Last week, Tim Cook accused Google of invading users' privacy by using their photos via a new app to mine data on users.
The Cupertino-based firm also announced an update to its mobile payment system - Apple Pay - including confirmation that the system will come to the UK next month.
Apple Pay will enable users to pay for items by touching their iPhone to contactless payment points.
"We will launch with eight of the most popular banks, more coming this fall," said Apple's Jennifer Bailey.
It was also confirmed that as well as in stores such as Boots and Marks & Spencer, Apple Pay will work on the London transport system.
The rumoured introduction of rewards cards into Apple Pay was also confirmed, with the Passbook app being renamed Wallet, and will now house credit cards and reward cards being held in one place.
Apple Maps is also getting a much-anticipated update, with public transport systems being added to a host of global cities.
As well as adding bus and train routes, station layouts are included which means directions will be more accurate, and send users to the correct exit.
London will be among the original cities included as part of the update.
A Flipboard-rivalling News app was also shown off for the first time.
Apple's Susan Prescott said: "The articles can come from anywhere, but the best ones are built in Apple News format.
"Articles are shown in a magazine-style format created by Apple, and are curated to content users want to see. Articles and publications can be favourited, with the app 'learning' what you like to read over time.
"We think this offers the best mobile reading experience ever."
Ms Prescott added: "News is smart, so the more I read, the better it gets at showing me stories I'm interested in.
"We think there's never been a more beautiful magazine reading experience."
The new app will include content from the like of the Guardian, BuzzFeed and Time, and will be rolling out in the UK, US and Australia first, as part of iOS 9.
iOS 9 will also introduce multi-tasking to the iPad for the first time.
Users will now be able to use a feature called "slide-over" that will enable you to bring a second app on-screen while using the internet.
A split view will enable users to interact with both apps and windows at the same time.
The feature will also support picture-in-picture, so users can watch videos on the corner of the screen while also using another app on their iPad.
Mr Federighi also spoke of the "foundations" of iOS. Battery life is one of these, and Apple has introduced a new low power mode, which can extend battery life by up to three hours.
"It pulls switches you didn't even know existed," he said.
The number of space needed to make an iOS update - a common user problem - has also been greatly reduced from 4.6Gb to 1.8Gb.
The internet of things was also addressed, with Apple adding support for window shades, motion sensors and security systems, as well as remote access to these appliances from wherever you are via iCloud.

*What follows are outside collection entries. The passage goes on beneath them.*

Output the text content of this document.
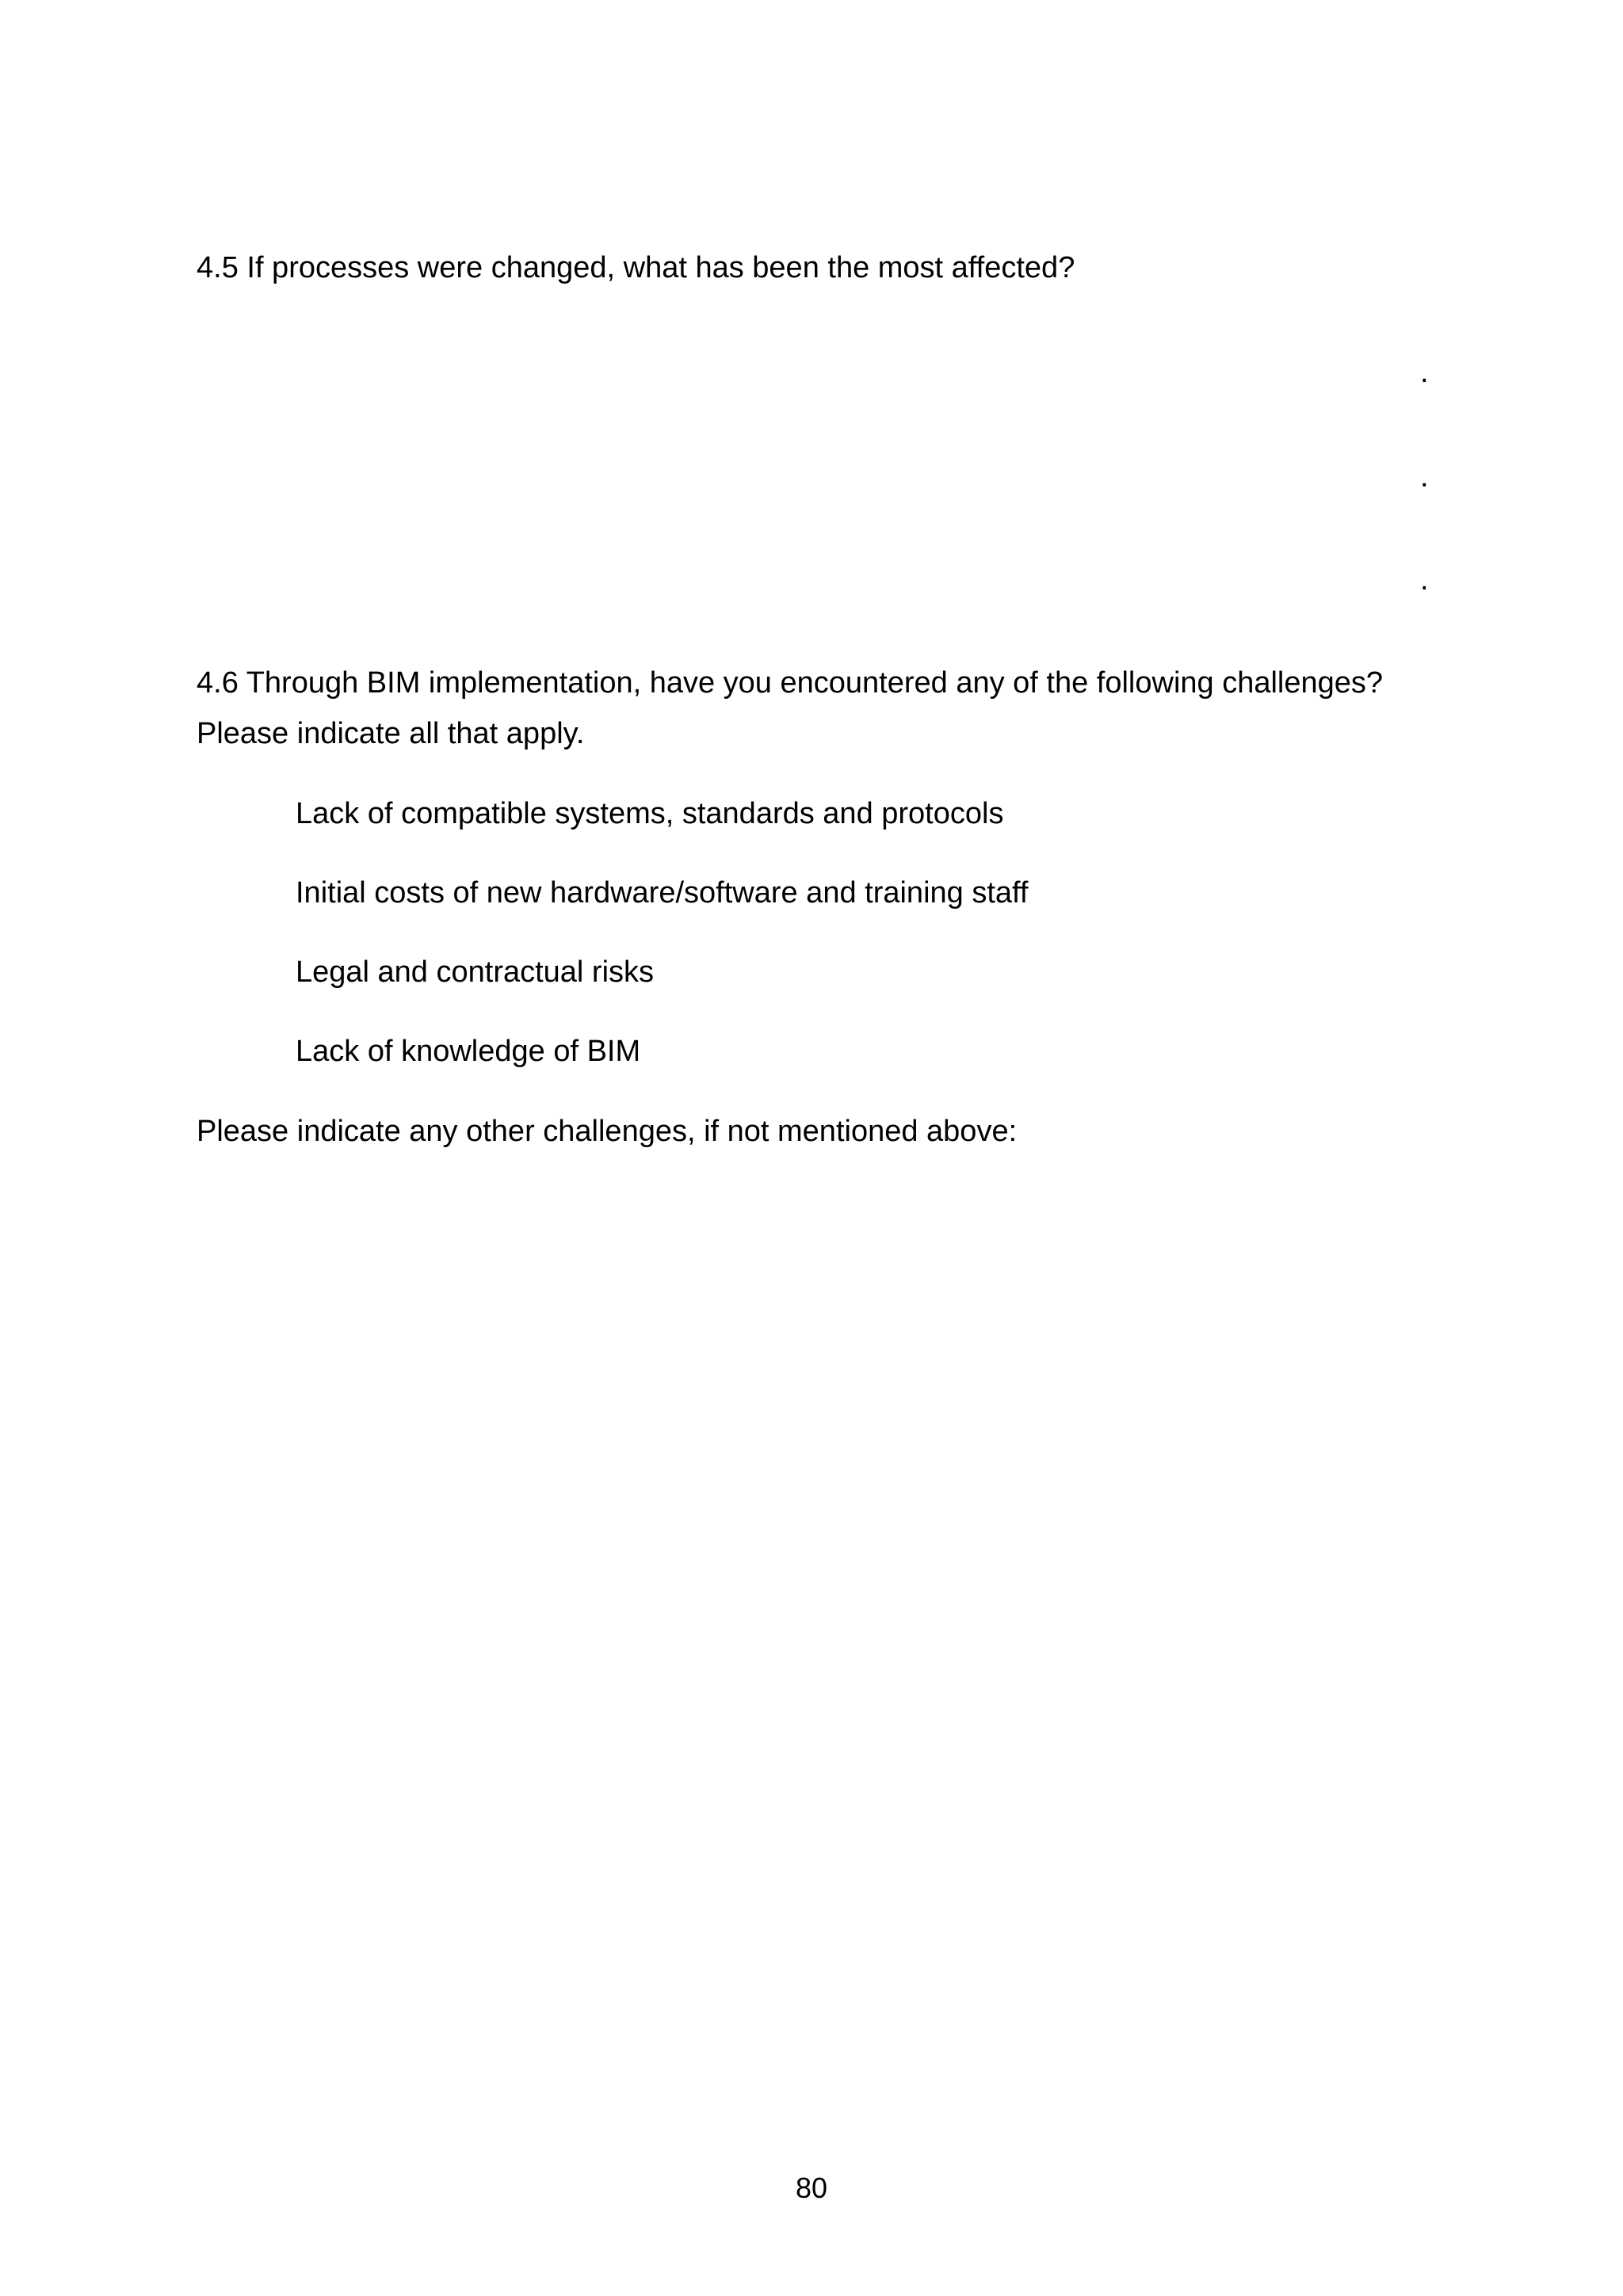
4.5 If processes were changed, what has been the most affected?
.
.
.
4.6 Through BIM implementation, have you encountered any of the following challenges?
Please indicate all that apply.
Lack of compatible systems, standards and protocols
Initial costs of new hardware/software and training staff
Legal and contractual risks
Lack of knowledge of BIM
Please indicate any other challenges, if not mentioned above:
80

Mr Cook returned to the stage to announced that the Apple App Store has surpassed 100 billion downloads in the seven years since it launched.

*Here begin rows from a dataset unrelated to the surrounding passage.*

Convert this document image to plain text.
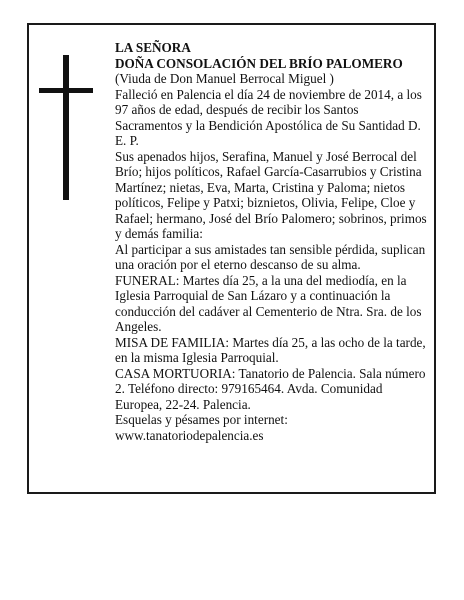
LA SEÑORA

DOÑA CONSOLACIÓN DEL BRÍO PALOMERO

(Viuda de Don Manuel Berrocal Miguel )

Falleció en Palencia el día 24 de noviembre de 2014, a los 97 años de edad, después de recibir los Santos Sacramentos y la Bendición Apostólica de Su Santidad D. E. P.

Sus apenados hijos, Serafina, Manuel y José Berrocal del Brío; hijos políticos, Rafael García-Casarrubios y Cristina Martínez; nietas, Eva, Marta, Cristina y Paloma; nietos políticos, Felipe y Patxi; biznietos, Olivia, Felipe, Cloe y Rafael; hermano, José del Brío Palomero; sobrinos, primos y demás familia:

Al participar a sus amistades tan sensible pérdida, suplican una oración por el eterno descanso de su alma.

FUNERAL: Martes día 25, a la una del mediodía, en la Iglesia Parroquial de San Lázaro y a continuación la conducción del cadáver al Cementerio de Ntra. Sra. de los Angeles.

MISA DE FAMILIA: Martes día 25, a las ocho de la tarde, en la misma Iglesia Parroquial.

CASA MORTUORIA: Tanatorio de Palencia. Sala número 2. Teléfono directo: 979165464. Avda. Comunidad Europea, 22-24. Palencia.

Esquelas y pésames por internet:

www.tanatoriodepalencia.es
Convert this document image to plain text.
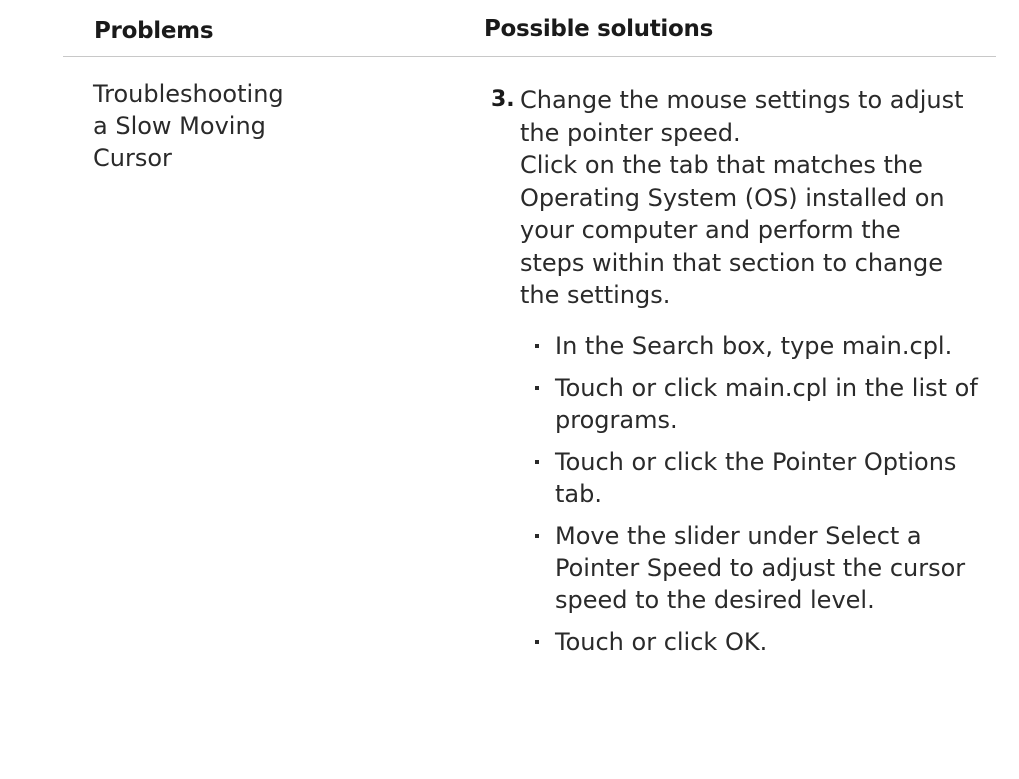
Problems	Possible solutions
Troubleshooting
a Slow Moving
Cursor
3. Change the mouse settings to adjust the pointer speed.

Click on the tab that matches the Operating System (OS) installed on your computer and perform the steps within that section to change the settings.

In the Search box, type main.cpl.
Touch or click main.cpl in the list of programs.
Touch or click the Pointer Options tab.
Move the slider under Select a Pointer Speed to adjust the cursor speed to the desired level.
Touch or click OK.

"We believe in technology designed for the wrist", said Mr Cook, discussing the new version of Apple Watch software, called watchOS.

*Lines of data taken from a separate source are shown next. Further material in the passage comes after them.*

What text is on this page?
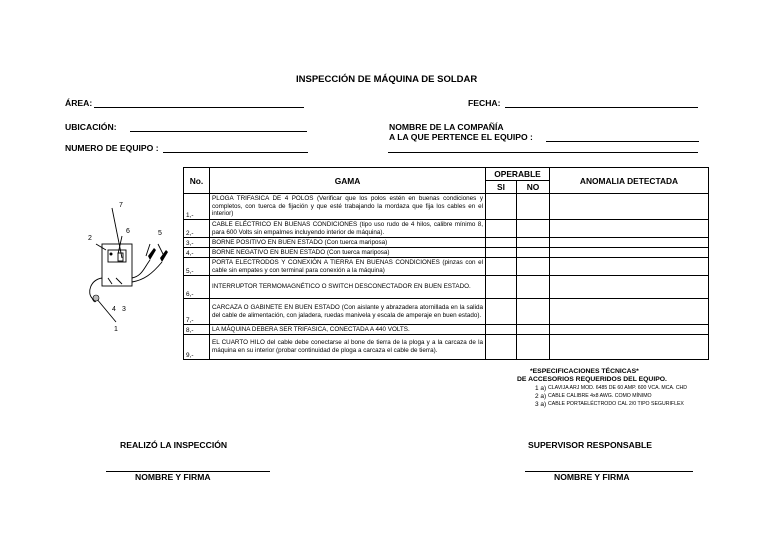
INSPECCIÓN DE MÁQUINA DE SOLDAR
ÁREA:	FECHA:
UBICACIÓN:	NOMBRE DE LA COMPAÑÍA
A LA QUE PERTENCE EL EQUIPO :
NUMERO DE EQUIPO :
7
6	5
2
4 3
1
No.	GAMA	OPERABLE		ANOMALIA DETECTADA
		SI	NO	
1,-	PLOGA TRIFASICA DE 4 POLOS (Verificar que los polos estén en buenas condiciones y completos, con tuerca de fijación y que esté trabajando la mordaza que fija los cables en el interior)			
2,-	CABLE ELÉCTRICO EN BUENAS CONDICIONES (tipo uso rudo de 4 hilos, calibre mínimo 8, para 600 Volts sin empalmes incluyendo interior de máquina).			
3,-	BORNE POSITIVO EN BUEN ESTADO (Con tuerca mariposa)			
4,-	BORNE NEGATIVO EN BUEN ESTADO (Con tuerca mariposa)			
5,-	PORTA ELECTRODOS Y CONEXIÓN A TIERRA EN BUENAS CONDICIONES (pinzas con el cable sin empates y con terminal para conexión a la máquina)			
6,-	INTERRUPTOR TERMOMAGNÉTICO O SWITCH DESCONECTADOR EN BUEN ESTADO.			
7,-	CARCAZA O GABINETE EN BUEN ESTADO (Con aislante y abrazadera atornillada en la salida del cable de alimentación, con jaladera, ruedas manivela y escala de amperaje en buen estado).			
8,-	LA MÁQUINA DEBERA SER TRIFASICA, CONECTADA A 440 VOLTS.			
9,-	EL CUARTO HILO del cable debe conectarse al bone de tierra de la ploga y a la carcaza de la máquina en su interior (probar continuidad de ploga a carcaza el cable de tierra).			
*ESPECIFICACIONES TÉCNICAS*
DE ACCESORIOS REQUERIDOS DEL EQUIPO.
1 a) CLAVIJA ARJ MOD. 6485 DE 60 AMP. 600 VCA. MCA. CHD
2 a) CABLE CALIBRE 4x8 AWG. COMO MÍNIMO
3 a) CABLE PORTAELÉCTRODO CAL 2/0 TIPO SEGURIFLEX
REALIZÓ LA INSPECCIÓN	SUPERVISOR RESPONSABLE
NOMBRE Y FIRMA	NOMBRE Y FIRMA
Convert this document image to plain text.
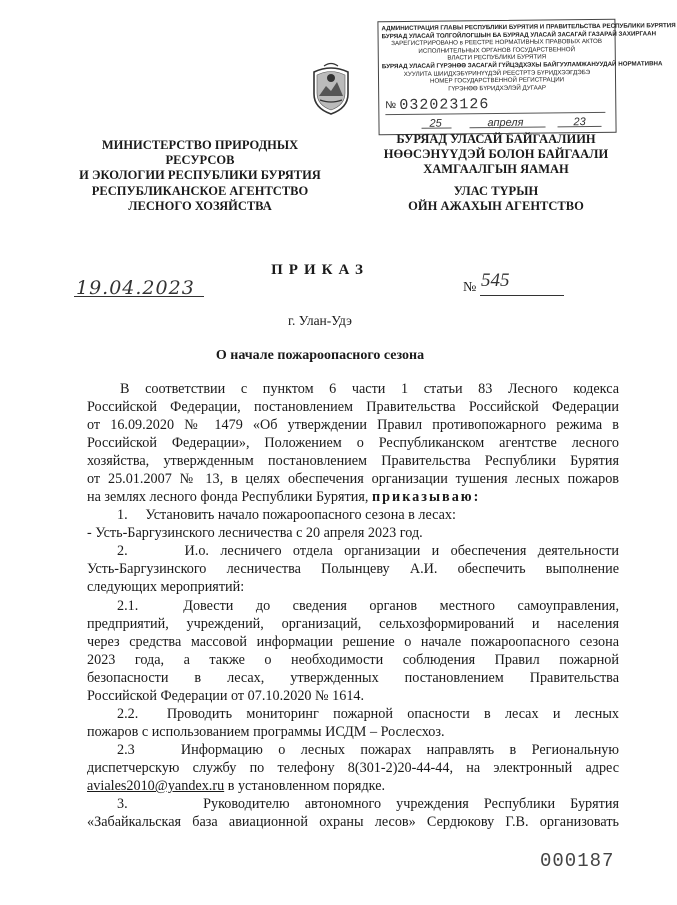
АДМИНИСТРАЦИЯ ГЛАВЫ РЕСПУБЛИКИ БУРЯТИЯ И ПРАВИТЕЛЬСТВА РЕСПУБЛИКИ БУРЯТИЯ
БУРЯАД УЛАСАЙ ТОЛГОЙЛОГШЫН БА БУРЯАД УЛАСАЙ ЗАСАГАЙ ГАЗАРАЙ ЗАХИРГААН
ЗАРЕГИСТРИРОВАНО в РЕЕСТРЕ НОРМАТИВНЫХ ПРАВОВЫХ АКТОВ
ИСПОЛНИТЕЛЬНЫХ ОРГАНОВ ГОСУДАРСТВЕННОЙ
ВЛАСТИ РЕСПУБЛИКИ БУРЯТИЯ
БУРЯАД УЛАСАЙ ГҮРЭНӨӨ ЗАСАГАЙ ГҮЙЦЭДХЭХЫ БАЙГУУЛАМЖАНУУДАЙ НОРМАТИВНА
ХУУЛИТА ШИИДХЭБҮРИНҮҮДЭЙ РЕЕСТРТЭ БҮРИДХЭЭГДЭБЭ
НОМЕР ГОСУДАРСТВЕННОЙ РЕГИСТРАЦИИ
ГҮРЭНӨӨ БҮРИДХЭЛЭЙ ДУГААР
№ 032023126
25	апреля	23
МИНИСТЕРСТВО ПРИРОДНЫХ РЕСУРСОВ
И ЭКОЛОГИИ РЕСПУБЛИКИ БУРЯТИЯ
БУРЯАД УЛАСАЙ БАЙГААЛИИН
НӨӨСЭНҮҮДЭЙ БОЛОН БАЙГААЛИ
ХАМГААЛГЫН ЯАМАН
РЕСПУБЛИКАНСКОЕ АГЕНТСТВО
ЛЕСНОГО ХОЗЯЙСТВА
УЛАС ТҮРЫН
ОЙН АЖАХЫН АГЕНТСТВО
ПРИКАЗ
19.04.2023	№ 545
г. Улан-Удэ
О начале пожароопасного сезона
В соответствии с пунктом 6 части 1 статьи 83 Лесного кодекса
Российской Федерации, постановлением Правительства Российской Федерации
от 16.09.2020 № 1479 «Об утверждении Правил противопожарного режима в
Российской Федерации», Положением о Республиканском агентстве лесного
хозяйства, утвержденным постановлением Правительства Республики Бурятия
от 25.01.2007 № 13, в целях обеспечения организации тушения лесных пожаров
на землях лесного фонда Республики Бурятия, приказываю:
1.     Установить начало пожароопасного сезона в лесах:
- Усть-Баргузинского лесничества с 20 апреля 2023 год.
2.     И.о. лесничего отдела организации и обеспечения деятельности
Усть-Баргузинского лесничества Полынцеву А.И. обеспечить выполнение
следующих мероприятий:
2.1.  Довести до сведения органов местного самоуправления,
предприятий, учреждений, организаций, сельхозформирований и населения
через средства массовой информации решение о начале пожароопасного сезона
2023 года, а также о необходимости соблюдения Правил пожарной
безопасности в лесах, утвержденных постановлением Правительства
Российской Федерации от 07.10.2020 № 1614.
2.2.  Проводить мониторинг пожарной опасности в лесах и лесных
пожаров с использованием программы ИСДМ – Рослесхоз.
2.3   Информацию о лесных пожарах направлять в Региональную
диспетчерскую службу по телефону 8(301-2)20-44-44, на электронный адрес
aviales2010@yandex.ru в установленном порядке.
3.     Руководителю автономного учреждения Республики Бурятия
«Забайкальская база авиационной охраны лесов» Сердюкову Г.В. организовать
000187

Apple's Kevin Lynch took to the stage to show off the new features of watchOS, including new watch faces, which can be made up of images for the first time.
Timelapse photos shown as live, based on the time of day, can also be used.
Mr Lynch also showed off "Time Travel", a feature that will enable users to scroll forward and back to see the different parts of their schedule. "Flux Capacitor sold separately," said the message on-screen.
The drawings in Digital Touch can now also be done in a range of colours.
The Apple Watch will also support short video playback on the watch face, including from apps such as Vine.
Siri can now also be used to control aspects of your smart home, asking it to change lighting for example, as well as ask the digital assistant to show the Glance notifications that run on Apple Watch.
An Apple Watch was also shown controlling the temperature inside a connected car, as well as using voice to reply to emails.
The new watchOS will launch in the autumn, it was confirmed.